“It used to be expensive to make things public and cheap to make them private. Now it’s expensive to make things private and cheap to make them public” – Clay Shirky
Hadoop has begun a slow and inexorable move from prototypes and experimental projects to core enterprise data management. As the ecosystem of Hadoop projects has matured, new capabilities have filtered into Hadoop to grant it enterprise-ready status.
Mostly notably, Hadoop is finally getting serious capabilities to provide the level of security expected from a platform entrusted with the crown jewels of a firm’s data.
In May 2014, Hortonworks acquired XA Secure systems and began the process of open-sourcing its Hadoop security management system. The source code from the XA Secure platform has been donated to the Apache Software Foundation, where it forms the basis of the Apache Ranger project. Ranger (known as Apache Argus for a brief time) is now part of the Apache Incubator and recently celebrated its first release as an Incubator project.
Ranger provides a centralized, comprehensive platform for managing authorization, access control, auditing, administration, and data protection for data stored in Hadoop. Ranger hooks into HDFS, WebHDFS, Hive, HBase, Knox, and Storm, and it offers a central authorization provider that each of those projects can use to validate data requests. Ranger also provides a comprehensive audit log for viewing requests and their status, as well as a centralized, Web-based administration console for configuring access rights. As you’d expect for any enterprise-grade security solution, Ranger supports syncing user/group information from LDAP/Active Directory.
To accomplish this functionality, Ranger incorporates a stand-alone Daemon module, which is responsible for syncing with LDAP/AD, and distributing policies to nodes in the cluster. A lightweight agent runs embedded in the individual Hadoop components that need data protection (Hive, HBase, and so on) and uses the security hooks built into those components.

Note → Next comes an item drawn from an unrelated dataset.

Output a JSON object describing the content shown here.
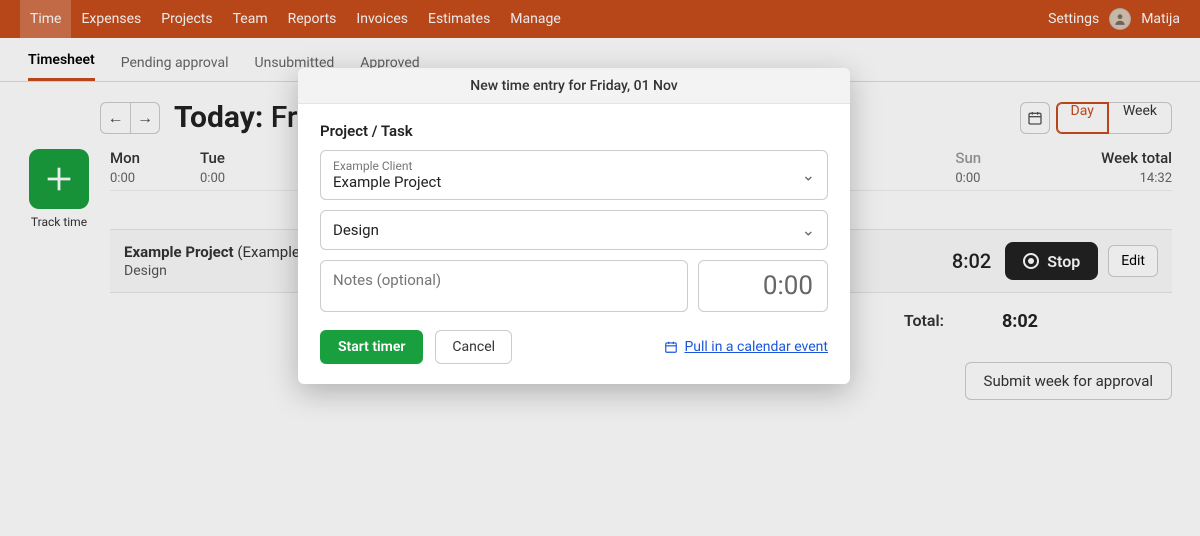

This agent also runs as part of the NameNode to provide access control for HDFS and gathers request details, which are stored in the audit log. Policy enforcement is performed at the level of local nodes, which means Ranger has no significant performance impact at runtime.
Ranger furthers deep integration with Hadoop by working with standard SQL authorization in Hive 1.3, allowing the use of SQL grant/revoke functionality at the table level. In addition, Ranger provides a mode that can validate access within HDFS by using Hadoop file-level permissions. Along with the Web-based administration console, Ranger supports a REST API for policy administration.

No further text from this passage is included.